Today’s guest post is from John D. Barry, the Editor-in-Chief of Bible Study Magazine, the author of The Resurrected Servant in Isaiah, and the Book Publisher on titles like the High Definition Commentary: Philippians and the Evangelical Exegetical Commentary.
Editing a commentary is usually a chore. There are footnotes, end notes, and in-between notes—all information you want, but usually don’t want to edit. Editing Steve Runge’s High Definition Commentary: Philippians was different: it was life changing. Here’s why.

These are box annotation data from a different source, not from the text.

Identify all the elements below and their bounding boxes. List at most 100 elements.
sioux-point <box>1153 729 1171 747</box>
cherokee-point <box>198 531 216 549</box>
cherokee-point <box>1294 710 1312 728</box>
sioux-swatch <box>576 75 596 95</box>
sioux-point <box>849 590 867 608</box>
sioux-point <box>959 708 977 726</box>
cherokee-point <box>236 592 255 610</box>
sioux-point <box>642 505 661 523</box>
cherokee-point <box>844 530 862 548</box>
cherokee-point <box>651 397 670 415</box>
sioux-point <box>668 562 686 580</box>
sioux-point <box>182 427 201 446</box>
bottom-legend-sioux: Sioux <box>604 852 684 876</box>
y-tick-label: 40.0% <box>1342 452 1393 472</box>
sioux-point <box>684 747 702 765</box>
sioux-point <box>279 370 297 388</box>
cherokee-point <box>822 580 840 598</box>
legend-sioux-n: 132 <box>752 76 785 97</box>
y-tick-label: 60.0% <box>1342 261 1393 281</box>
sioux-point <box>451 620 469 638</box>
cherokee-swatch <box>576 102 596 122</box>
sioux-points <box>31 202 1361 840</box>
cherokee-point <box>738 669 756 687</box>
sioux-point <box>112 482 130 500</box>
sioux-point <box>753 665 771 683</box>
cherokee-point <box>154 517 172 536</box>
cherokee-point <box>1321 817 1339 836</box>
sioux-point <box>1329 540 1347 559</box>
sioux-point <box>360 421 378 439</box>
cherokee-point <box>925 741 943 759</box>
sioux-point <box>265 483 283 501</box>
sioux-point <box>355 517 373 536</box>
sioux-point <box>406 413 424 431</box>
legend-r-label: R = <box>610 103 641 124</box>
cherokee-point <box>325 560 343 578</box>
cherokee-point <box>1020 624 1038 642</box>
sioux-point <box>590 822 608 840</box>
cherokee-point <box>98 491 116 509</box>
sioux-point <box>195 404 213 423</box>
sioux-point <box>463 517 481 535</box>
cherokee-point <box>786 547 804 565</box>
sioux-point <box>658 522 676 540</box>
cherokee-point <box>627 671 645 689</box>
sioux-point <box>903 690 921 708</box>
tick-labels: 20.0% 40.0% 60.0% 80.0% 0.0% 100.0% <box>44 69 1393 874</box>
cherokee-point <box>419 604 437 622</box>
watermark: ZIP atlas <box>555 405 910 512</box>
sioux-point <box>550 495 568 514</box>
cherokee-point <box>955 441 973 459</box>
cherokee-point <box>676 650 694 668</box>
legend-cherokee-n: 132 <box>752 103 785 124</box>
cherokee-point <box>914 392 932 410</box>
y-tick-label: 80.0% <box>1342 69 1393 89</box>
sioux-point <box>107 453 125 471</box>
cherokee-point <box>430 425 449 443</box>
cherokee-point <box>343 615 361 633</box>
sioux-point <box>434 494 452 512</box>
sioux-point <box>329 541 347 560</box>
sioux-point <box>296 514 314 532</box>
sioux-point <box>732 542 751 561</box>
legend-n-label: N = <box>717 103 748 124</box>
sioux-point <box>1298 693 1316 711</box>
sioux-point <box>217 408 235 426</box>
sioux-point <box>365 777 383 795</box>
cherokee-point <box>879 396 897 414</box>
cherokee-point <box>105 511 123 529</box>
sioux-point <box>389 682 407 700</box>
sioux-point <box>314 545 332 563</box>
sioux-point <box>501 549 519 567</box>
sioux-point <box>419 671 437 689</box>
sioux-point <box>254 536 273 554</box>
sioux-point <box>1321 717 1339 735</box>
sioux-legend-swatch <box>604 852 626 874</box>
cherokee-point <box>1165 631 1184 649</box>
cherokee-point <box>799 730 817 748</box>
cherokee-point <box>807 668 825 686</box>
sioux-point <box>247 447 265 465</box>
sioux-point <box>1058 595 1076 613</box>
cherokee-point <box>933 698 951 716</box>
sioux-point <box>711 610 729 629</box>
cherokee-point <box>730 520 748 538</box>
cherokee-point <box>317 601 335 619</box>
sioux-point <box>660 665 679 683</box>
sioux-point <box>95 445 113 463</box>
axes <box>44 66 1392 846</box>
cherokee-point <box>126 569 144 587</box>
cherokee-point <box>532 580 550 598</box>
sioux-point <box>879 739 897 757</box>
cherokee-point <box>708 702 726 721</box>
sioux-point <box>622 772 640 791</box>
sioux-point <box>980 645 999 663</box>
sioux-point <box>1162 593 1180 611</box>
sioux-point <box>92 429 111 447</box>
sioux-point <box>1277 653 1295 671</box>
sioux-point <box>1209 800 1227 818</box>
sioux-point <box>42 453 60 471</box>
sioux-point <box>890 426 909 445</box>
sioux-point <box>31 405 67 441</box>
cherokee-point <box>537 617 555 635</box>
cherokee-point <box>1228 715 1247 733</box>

There Aren’t Notes—and That’s Good
Comprehensive commentaries, like volumes of the Evangelical Exegetical Commentary, need notes. You want as much information as possible to ensure that you’ll find what you’re looking for. But Runge’s Philippians commentary has a different purpose: it’s practical and teachable.
This quote from the commentary, which is about Philippians 1:28, will show you what I mean.
Opposition can cause us to second-guess our decisions. Should we have done this? Was it all a mistake? If I had done it differently would things have gone more smoothly? To address these issues, Paul reframes the idea of “striving for something” in the face of opposition. How do you deal with the doubts and second-guessing? By going back to what you know to be true. If God has really called … [the Philippians] to this ministry, and opposition is to be expected as a natural consequence of its message, then why doubt? They doubt because they’re relying on their own perspective. Paul addresses this once again by recasting things from God’s perspective.
Like a Story, You Will Want to Read This Commentary Cover to Cover
I read this commentary cover to cover. Yes, that’s my job. But once you download it, you will want to do the same. Until now, I’ve never read a commentary with a narrative arc. This commentary has a beginning, middle and end. Like the book of Philippians, this commentary has plot twists, shocking moments, and a climax.
After I read this commentary, I wanted to change parts of my life. I wanted to follow Jesus more closely, pray more intently, and love more fully. Steve has an incredible way of blending a linguist’s understanding of the Bible with passion and application. As I told Steve, “The church needs this commentary series.”
Graphics Make This Commentary High Def
Prose can only get you so far. Some words are just better as images. This is the first commentary I’ve ever seen with graphics. Shiloh Hubbard, the Visual Designer on this project, did an amazing job creating the accompanying slides that illustrate Steve’s commentary. If you buy the commentary, you’ll get 2 -3 slides for each section of Scripture. We’re making the Bible memorable while also making your job easy: you can use these slides for teaching.
This particular slide from the commentary stuck in my mind. It called me back to rejoicing in my prayers—a reminder that we all need. It also prompted me to request the same from the church plant I’m part of.
Here’s Steve’s description of the slide—his descriptions come with the commentary too.
Rejoicing as a Safeguard: Paul begins the chapter by “again” commanding the Philippians to rejoice. It is one of the most critical things they can do to guard their hearts against discouragement. It’s not just a good idea, it is a safeguard specifically designed by God for this purpose. How does it work? If I am choosing to rejoice in the Lord over my circumstances or situation, it will be nearly impossible to grumble and complain about the same thing. It is an either/or proposition. A natural consequence of truly rejoicing in the Lord about something is the inability to complain about it. You cannot grumble and rejoice about the same thing at the same time. If you’re grumbling, you’re not rejoicing.